Crisis believes that ending homelessness can be a reality within a generation, if the political will is there to do it. Today we launch Crisis’ manifesto to end homelessness. These are some of the steps we believe are necessary on that journey.
Homelessness is not just a housing issue: often homelessness is both the consequence and cause of many other issues in an individual’s life. By working together across government, including health and social care, safer communities, and employability and skills, we can use resources more efficiently and tackle homelessness before it becomes a crisis.
Preventing homelessness makes sense from both a humanitarian and financial perspective. But research shows that most prevention work in Scotland focuses on information and signposting to other services, rather than actively resolving the situation. Clearly there is more to do to prevent homelessness.

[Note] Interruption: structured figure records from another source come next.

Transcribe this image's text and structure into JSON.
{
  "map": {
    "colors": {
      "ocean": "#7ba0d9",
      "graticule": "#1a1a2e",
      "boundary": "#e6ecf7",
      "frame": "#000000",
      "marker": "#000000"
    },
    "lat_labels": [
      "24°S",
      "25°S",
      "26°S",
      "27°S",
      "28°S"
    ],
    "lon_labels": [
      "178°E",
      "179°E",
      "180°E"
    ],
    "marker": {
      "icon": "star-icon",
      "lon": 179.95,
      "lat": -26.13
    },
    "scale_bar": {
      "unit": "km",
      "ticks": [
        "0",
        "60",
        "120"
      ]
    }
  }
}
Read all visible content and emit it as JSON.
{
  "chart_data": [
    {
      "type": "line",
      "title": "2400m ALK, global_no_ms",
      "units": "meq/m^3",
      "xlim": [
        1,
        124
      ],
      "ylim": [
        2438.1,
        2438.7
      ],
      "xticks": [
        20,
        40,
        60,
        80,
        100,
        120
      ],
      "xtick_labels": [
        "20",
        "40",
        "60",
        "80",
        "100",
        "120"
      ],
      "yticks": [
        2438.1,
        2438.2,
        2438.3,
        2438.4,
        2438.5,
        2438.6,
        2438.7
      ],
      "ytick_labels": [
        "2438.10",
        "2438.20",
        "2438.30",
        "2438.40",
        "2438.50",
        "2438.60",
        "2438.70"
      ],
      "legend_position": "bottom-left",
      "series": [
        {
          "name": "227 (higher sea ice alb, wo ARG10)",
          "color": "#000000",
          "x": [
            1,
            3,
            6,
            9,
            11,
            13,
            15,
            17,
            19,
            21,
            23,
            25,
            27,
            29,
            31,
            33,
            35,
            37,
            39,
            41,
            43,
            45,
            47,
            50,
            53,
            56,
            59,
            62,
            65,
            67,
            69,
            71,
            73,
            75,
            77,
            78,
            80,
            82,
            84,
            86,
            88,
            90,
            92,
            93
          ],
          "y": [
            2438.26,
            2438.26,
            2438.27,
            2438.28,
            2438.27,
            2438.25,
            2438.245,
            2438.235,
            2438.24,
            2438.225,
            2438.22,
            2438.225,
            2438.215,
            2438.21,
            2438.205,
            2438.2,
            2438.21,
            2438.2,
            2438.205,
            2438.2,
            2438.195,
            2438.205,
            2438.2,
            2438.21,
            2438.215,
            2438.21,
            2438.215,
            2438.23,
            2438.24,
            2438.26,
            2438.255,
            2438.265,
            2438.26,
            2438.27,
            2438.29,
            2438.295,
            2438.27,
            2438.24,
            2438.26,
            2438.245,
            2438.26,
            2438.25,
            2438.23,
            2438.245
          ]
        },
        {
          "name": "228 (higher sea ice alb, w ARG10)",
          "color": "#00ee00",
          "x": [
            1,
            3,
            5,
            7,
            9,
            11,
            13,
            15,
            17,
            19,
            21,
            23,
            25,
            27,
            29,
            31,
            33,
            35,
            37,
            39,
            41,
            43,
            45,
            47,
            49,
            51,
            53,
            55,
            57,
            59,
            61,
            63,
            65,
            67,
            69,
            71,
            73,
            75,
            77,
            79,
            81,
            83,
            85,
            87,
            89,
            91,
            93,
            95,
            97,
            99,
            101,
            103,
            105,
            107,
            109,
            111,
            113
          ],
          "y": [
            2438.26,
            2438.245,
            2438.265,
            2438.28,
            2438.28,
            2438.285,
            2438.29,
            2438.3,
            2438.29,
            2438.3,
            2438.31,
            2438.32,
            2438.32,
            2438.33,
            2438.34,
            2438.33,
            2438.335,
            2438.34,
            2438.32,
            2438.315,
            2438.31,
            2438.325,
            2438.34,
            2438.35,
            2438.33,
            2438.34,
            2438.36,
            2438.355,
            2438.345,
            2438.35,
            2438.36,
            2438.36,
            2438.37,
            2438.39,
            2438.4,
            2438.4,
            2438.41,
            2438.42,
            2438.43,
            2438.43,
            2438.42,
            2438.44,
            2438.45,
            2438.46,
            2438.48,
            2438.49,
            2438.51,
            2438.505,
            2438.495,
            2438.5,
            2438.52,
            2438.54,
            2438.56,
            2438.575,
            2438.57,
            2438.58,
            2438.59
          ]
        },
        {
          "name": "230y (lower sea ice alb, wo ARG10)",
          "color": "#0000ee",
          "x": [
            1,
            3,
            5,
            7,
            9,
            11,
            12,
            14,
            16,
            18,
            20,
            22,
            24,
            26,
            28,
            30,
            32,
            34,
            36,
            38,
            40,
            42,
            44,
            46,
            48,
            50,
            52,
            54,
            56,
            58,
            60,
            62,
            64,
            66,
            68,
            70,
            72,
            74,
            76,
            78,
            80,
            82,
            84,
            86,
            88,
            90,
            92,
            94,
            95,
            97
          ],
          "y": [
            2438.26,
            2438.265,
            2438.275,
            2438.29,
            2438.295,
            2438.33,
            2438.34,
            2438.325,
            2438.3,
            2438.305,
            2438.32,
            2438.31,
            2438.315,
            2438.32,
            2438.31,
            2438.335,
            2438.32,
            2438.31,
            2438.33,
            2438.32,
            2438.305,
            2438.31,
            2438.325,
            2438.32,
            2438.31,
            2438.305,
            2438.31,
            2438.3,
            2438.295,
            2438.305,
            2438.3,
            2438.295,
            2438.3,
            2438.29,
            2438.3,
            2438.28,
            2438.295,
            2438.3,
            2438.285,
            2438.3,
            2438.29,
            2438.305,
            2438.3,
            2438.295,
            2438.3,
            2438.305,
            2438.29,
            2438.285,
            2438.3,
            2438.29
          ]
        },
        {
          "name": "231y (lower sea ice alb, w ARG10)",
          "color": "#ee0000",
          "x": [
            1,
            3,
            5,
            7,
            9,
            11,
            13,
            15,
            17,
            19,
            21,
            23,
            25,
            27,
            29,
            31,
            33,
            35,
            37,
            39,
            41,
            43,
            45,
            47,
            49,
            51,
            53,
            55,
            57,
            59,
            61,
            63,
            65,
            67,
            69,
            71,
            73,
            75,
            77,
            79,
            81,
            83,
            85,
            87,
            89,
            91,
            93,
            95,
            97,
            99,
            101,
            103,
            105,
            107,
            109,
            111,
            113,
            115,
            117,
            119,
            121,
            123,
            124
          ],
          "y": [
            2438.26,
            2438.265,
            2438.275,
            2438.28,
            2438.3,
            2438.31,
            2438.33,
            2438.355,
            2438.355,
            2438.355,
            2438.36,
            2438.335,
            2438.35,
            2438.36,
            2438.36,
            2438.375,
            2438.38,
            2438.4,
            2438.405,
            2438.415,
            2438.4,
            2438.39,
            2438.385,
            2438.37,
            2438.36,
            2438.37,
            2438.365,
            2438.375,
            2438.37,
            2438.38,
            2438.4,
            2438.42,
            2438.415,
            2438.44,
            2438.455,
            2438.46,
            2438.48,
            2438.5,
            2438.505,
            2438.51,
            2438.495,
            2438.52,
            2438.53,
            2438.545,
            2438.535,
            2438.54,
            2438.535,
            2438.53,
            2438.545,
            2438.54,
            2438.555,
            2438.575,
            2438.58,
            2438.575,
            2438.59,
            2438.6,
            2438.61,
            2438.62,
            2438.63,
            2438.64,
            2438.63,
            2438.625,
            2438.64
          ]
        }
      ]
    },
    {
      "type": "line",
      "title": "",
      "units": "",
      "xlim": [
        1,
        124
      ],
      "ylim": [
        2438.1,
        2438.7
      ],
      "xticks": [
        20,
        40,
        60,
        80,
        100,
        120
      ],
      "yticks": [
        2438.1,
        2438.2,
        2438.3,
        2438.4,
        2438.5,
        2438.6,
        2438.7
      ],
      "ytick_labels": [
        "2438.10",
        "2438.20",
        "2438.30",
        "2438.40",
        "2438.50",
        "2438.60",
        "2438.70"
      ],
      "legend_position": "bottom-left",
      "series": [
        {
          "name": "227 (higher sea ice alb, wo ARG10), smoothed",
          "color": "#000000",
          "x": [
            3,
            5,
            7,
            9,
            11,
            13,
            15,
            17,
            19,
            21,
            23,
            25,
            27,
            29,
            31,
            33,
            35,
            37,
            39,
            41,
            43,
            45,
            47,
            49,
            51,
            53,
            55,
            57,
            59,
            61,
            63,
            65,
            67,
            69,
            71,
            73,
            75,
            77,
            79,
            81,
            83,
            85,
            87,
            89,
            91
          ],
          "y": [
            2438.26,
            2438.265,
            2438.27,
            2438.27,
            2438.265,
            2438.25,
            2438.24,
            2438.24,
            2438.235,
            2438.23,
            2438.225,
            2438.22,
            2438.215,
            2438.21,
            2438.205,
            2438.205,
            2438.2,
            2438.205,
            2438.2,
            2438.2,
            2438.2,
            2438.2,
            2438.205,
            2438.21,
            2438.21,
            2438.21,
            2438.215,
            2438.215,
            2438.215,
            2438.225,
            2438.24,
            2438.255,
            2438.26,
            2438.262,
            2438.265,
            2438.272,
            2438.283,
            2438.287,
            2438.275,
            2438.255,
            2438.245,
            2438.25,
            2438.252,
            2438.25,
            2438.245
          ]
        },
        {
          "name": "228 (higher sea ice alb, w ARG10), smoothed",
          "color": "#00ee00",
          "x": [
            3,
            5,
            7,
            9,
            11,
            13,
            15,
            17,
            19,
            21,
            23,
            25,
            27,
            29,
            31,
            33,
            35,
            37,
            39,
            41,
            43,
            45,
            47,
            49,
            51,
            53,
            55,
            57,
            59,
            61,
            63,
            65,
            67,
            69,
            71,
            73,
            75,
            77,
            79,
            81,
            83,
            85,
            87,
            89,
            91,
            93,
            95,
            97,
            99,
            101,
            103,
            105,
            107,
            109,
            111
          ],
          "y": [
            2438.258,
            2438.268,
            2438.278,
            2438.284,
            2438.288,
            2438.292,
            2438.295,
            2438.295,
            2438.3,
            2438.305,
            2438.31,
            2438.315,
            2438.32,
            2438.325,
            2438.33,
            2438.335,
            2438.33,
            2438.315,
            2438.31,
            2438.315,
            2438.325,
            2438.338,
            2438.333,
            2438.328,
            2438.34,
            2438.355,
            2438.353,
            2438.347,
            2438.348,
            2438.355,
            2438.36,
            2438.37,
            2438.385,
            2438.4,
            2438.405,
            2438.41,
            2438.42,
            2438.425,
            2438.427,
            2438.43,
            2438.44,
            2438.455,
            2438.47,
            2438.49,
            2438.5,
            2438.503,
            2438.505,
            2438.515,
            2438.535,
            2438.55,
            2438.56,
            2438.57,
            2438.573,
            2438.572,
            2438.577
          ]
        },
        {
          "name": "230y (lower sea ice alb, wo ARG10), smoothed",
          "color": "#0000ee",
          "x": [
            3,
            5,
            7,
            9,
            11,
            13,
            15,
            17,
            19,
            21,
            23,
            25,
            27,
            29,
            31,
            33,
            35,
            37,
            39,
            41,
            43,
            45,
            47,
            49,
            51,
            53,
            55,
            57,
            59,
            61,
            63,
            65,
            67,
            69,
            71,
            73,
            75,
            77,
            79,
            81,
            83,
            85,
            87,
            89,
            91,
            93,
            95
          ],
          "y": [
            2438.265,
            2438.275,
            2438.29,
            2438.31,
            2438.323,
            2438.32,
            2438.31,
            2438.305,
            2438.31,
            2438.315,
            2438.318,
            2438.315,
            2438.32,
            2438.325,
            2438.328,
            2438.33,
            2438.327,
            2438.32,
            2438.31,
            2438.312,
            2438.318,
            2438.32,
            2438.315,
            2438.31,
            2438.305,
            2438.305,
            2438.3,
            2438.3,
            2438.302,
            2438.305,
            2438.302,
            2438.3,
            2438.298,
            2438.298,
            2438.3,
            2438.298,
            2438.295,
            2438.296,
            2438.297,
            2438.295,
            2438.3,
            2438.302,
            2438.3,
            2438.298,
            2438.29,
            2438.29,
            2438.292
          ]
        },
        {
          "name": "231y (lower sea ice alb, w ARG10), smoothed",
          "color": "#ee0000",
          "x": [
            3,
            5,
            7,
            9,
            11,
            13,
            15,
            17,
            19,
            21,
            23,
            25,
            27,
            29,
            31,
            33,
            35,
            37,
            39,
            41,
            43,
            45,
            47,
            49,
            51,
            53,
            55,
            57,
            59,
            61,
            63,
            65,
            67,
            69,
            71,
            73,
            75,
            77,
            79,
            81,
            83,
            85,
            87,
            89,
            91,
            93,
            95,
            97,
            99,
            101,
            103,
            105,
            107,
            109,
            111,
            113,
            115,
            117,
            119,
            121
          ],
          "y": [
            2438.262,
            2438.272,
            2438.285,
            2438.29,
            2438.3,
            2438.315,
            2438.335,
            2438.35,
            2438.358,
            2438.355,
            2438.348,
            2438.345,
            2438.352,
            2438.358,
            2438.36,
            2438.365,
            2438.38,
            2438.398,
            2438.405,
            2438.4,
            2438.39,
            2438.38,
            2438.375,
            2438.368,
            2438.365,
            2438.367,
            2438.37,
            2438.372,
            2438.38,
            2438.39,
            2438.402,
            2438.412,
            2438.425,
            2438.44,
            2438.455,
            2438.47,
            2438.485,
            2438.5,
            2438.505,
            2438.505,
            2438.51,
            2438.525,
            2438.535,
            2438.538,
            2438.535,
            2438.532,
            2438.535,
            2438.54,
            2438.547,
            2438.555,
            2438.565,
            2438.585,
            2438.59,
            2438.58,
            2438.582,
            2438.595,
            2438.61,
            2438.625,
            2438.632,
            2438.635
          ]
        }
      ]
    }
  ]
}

Many people who are homeless in Scotland have complex needs, requiring support with mental health, substance dependency, living independently or managing their physical health. We know providing the right combination of housing and support through models like Housing First can make a real difference. We need to commit to making this more widely available. Alongside this, integrating services locally, planning and commissioning strategically will prevent people who need support from different services from falling through the gaps.
Homeless people are spending longer and longer in temporary accommodation. We need to be proactive to reduce the use of temporary accommodation. No one should have to stay in unsuitable temporary accommodation such as bed and breakfasts, except as an emergency stopgap. We’ve achieved this for families – now it’s time to extend this right to all homeless people.
The new powers gained through the Scotland Bill need to be used to protect people from homelessness. Relatively small adjustments to support for housing costs, such as allowing private tenants to have their rent paid direct to their landlord, could help create a stronger safety net for people on low incomes.
Of course, underpinning all of this is making sure there is enough housing for everyone. That is why we support the call of Shelter Scotland, CIH and others for a commitment to more affordable housing.
We are delighted that our manifesto has already been endorsed by Cabinet Secretary for social justice Alex Neil, as well as garnering support from the Scottish Labour and Conservatives.
We urge all parties to commit to tackling homelessness and support these five areas in their manifestos, so that Scotland maintains its world-leading position in tackling the injustice of homelessness and we achieve our ambition of ending homelessness in a generation.